Le boîtier aux lignes fluides fonctionne très bien. Le bracelet intégré est à mon sens l’un des points forts de la montre. Il accompagne le dessin au lieu de le plomber. Et le fermoir est lui aussi très bien vu. Formex y intègre sa boucle déployante double avec système breveté de micro-ajustement, permettant une extension de 3 mm de chaque côté sans ouvrir la boucle ni retirer la montre du poignet. C’est le genre de détail qui montre qu’il y a eu un vrai travail sur l’usage.

En clair, ce n’est pas simplement une montre fine avec un beau mouvement.
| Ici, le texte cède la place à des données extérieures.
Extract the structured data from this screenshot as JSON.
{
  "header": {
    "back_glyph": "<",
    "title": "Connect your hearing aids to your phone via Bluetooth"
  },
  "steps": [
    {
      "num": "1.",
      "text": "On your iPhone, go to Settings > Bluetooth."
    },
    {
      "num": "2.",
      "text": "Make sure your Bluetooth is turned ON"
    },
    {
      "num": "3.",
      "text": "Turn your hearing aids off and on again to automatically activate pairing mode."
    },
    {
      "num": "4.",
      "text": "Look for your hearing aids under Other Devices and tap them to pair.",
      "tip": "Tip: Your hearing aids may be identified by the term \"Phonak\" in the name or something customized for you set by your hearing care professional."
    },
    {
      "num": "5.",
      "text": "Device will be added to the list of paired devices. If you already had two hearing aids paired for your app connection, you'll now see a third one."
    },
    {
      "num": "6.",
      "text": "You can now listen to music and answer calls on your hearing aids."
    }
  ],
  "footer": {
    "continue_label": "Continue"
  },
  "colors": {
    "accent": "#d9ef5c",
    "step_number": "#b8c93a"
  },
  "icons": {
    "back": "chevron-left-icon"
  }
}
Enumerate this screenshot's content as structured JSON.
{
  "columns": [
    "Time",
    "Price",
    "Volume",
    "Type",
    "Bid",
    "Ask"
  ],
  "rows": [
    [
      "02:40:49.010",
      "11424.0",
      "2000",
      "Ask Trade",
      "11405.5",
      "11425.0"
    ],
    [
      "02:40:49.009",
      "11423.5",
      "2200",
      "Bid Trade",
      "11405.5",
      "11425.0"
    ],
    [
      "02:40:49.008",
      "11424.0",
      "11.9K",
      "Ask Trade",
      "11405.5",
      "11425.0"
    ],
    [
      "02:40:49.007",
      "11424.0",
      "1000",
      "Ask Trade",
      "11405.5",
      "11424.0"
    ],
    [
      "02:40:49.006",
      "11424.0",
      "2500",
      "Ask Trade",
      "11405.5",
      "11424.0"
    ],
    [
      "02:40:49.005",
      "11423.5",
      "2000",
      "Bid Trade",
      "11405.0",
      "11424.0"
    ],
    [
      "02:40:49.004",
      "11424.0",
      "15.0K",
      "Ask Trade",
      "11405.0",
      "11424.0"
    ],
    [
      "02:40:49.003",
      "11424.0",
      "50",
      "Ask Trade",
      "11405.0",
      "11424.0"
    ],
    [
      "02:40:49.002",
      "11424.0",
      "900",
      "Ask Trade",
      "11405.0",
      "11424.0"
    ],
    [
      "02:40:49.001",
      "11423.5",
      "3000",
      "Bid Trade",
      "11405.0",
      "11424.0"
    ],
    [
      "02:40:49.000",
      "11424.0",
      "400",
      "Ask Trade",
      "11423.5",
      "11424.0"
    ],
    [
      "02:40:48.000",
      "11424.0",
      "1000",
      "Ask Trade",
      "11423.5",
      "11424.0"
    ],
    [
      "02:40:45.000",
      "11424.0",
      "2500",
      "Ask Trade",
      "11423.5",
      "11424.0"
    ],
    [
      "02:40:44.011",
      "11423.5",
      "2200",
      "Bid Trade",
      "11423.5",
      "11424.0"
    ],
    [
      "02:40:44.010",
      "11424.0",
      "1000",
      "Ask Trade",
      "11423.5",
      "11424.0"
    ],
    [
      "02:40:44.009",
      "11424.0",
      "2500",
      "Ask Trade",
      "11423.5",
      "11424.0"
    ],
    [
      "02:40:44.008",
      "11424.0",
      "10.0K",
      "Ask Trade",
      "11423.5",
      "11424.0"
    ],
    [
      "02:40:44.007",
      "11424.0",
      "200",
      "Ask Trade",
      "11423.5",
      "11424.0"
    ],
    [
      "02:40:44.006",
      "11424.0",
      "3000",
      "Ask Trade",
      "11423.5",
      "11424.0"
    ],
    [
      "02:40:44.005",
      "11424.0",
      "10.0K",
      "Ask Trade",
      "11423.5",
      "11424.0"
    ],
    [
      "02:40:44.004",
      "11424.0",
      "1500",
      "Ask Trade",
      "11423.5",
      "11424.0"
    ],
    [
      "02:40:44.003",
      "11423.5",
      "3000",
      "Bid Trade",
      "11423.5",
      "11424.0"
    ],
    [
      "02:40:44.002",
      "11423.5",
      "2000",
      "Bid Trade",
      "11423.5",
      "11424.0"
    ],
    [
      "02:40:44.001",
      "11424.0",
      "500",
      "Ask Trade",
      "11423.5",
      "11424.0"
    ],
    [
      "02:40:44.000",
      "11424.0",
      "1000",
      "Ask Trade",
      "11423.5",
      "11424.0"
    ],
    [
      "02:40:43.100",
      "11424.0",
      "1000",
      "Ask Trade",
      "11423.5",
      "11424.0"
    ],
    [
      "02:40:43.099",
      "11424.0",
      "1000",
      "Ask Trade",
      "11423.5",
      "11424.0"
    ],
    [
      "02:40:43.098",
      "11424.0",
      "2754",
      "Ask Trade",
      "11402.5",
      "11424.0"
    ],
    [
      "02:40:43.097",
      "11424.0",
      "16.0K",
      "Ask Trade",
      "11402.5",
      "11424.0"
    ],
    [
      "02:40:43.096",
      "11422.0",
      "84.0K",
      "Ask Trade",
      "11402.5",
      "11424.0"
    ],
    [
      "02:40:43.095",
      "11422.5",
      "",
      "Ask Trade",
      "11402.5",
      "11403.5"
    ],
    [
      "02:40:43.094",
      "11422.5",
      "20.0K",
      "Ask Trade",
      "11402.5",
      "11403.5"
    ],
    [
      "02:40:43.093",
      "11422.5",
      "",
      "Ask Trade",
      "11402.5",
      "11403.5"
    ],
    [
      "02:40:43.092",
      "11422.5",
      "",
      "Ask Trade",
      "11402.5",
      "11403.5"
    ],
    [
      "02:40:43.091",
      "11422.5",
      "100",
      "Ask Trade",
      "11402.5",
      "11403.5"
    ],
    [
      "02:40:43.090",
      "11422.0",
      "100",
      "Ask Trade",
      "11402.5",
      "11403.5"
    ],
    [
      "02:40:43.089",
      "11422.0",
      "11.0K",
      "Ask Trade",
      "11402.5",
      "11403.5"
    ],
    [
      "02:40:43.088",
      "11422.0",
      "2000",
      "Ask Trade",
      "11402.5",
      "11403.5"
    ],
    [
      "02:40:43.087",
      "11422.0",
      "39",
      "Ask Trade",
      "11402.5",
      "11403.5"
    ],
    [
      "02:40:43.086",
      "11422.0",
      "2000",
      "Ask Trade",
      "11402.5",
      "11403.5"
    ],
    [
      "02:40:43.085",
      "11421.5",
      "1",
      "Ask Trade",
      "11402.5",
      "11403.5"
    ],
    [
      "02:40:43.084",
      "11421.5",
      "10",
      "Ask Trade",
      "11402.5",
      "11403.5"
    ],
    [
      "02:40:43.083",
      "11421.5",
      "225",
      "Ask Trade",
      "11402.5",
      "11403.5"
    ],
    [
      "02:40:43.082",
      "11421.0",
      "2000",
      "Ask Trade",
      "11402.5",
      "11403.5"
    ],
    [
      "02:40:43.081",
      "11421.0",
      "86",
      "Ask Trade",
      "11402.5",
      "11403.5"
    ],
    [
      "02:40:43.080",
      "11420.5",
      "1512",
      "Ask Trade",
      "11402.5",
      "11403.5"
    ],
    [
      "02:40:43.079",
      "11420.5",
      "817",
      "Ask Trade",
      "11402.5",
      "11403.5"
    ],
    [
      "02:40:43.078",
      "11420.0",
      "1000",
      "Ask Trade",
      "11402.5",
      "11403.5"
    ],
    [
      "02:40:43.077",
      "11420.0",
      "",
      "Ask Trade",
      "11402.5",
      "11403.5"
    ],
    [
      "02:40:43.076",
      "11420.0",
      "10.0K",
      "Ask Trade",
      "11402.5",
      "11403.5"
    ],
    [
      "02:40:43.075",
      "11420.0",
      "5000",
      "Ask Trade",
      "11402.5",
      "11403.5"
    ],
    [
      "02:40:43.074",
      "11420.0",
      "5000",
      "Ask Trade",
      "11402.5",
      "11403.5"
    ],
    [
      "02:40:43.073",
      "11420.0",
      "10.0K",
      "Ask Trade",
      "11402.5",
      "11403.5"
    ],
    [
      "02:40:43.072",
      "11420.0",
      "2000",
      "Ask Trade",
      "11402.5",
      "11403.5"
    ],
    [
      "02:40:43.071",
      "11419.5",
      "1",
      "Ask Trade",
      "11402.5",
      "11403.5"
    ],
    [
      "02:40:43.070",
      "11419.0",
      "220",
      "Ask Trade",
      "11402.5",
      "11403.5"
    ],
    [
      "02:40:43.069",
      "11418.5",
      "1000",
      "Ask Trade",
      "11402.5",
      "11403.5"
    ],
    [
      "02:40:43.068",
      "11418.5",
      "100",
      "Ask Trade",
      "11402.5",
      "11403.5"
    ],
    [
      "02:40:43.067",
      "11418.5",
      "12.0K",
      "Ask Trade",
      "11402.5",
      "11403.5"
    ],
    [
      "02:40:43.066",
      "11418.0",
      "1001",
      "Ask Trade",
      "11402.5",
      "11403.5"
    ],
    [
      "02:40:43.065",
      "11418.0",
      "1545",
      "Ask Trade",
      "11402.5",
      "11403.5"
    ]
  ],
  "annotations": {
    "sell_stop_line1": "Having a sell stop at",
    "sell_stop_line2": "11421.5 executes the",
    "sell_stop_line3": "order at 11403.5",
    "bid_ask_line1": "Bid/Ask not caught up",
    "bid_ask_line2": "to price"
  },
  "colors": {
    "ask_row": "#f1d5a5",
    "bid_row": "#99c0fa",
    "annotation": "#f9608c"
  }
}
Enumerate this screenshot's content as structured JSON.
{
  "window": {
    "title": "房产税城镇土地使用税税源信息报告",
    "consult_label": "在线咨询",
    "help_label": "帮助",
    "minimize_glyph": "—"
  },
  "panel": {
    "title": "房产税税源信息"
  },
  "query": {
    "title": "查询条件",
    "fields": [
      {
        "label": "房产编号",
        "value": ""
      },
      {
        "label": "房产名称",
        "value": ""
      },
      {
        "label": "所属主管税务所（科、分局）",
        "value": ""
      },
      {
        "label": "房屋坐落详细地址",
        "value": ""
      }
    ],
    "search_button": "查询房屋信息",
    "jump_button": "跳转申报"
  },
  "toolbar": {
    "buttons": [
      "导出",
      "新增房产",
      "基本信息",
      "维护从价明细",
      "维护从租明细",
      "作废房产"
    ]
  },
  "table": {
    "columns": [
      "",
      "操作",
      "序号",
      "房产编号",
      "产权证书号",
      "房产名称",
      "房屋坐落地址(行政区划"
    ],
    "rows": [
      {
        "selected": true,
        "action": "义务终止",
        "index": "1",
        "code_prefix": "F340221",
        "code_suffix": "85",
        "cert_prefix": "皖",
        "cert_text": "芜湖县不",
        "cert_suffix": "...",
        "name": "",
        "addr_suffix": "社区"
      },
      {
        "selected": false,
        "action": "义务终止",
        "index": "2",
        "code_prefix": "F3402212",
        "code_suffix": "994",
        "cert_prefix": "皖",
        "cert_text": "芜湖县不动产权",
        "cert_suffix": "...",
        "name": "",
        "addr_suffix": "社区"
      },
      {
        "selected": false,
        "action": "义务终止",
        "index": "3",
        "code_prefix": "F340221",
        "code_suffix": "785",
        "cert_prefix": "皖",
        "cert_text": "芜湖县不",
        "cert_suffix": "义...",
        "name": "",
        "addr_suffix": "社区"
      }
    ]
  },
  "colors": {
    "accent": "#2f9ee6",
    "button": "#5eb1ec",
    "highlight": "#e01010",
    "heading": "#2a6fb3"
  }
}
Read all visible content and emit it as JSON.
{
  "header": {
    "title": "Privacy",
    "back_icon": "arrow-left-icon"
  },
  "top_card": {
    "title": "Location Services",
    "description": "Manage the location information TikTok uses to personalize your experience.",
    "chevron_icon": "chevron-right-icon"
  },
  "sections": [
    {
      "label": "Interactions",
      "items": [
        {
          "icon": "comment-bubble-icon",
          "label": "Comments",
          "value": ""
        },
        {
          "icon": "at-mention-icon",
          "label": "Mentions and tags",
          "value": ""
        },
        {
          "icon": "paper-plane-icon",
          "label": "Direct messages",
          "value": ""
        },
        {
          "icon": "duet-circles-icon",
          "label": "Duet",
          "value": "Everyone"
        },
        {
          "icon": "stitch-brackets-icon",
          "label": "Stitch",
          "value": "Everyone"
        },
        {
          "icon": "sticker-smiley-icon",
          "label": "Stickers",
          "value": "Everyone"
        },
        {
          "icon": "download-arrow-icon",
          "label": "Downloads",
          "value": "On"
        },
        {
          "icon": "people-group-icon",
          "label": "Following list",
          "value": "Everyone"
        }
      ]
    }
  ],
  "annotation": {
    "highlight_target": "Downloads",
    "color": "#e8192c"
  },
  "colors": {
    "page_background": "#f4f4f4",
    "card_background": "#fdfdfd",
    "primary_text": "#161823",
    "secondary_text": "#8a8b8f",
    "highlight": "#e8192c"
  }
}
C’est un produit bien pensé sur tous les points importants.
Des cadrans réussis, portés par de très beaux accents cuivrés
Il faut aussi parler des cadrans, parce qu’ils participent beaucoup au charme de cette Aria.
Formex propose trois teintes pour cette Founders Edition :
- Denso Blue
- Selva Green
- Ardesia Grey
Les trois sont intéressantes, mais ce qui fonctionne particulièrement bien, c’est le dialogue entre leur finition mate et les index appliqués aux reflets cuivrés. Cette tonalité chaude va très bien avec les trois couleurs. Elle apporte du relief, de la profondeur et un peu de chaleur à un ensemble par ailleurs très maîtrisé.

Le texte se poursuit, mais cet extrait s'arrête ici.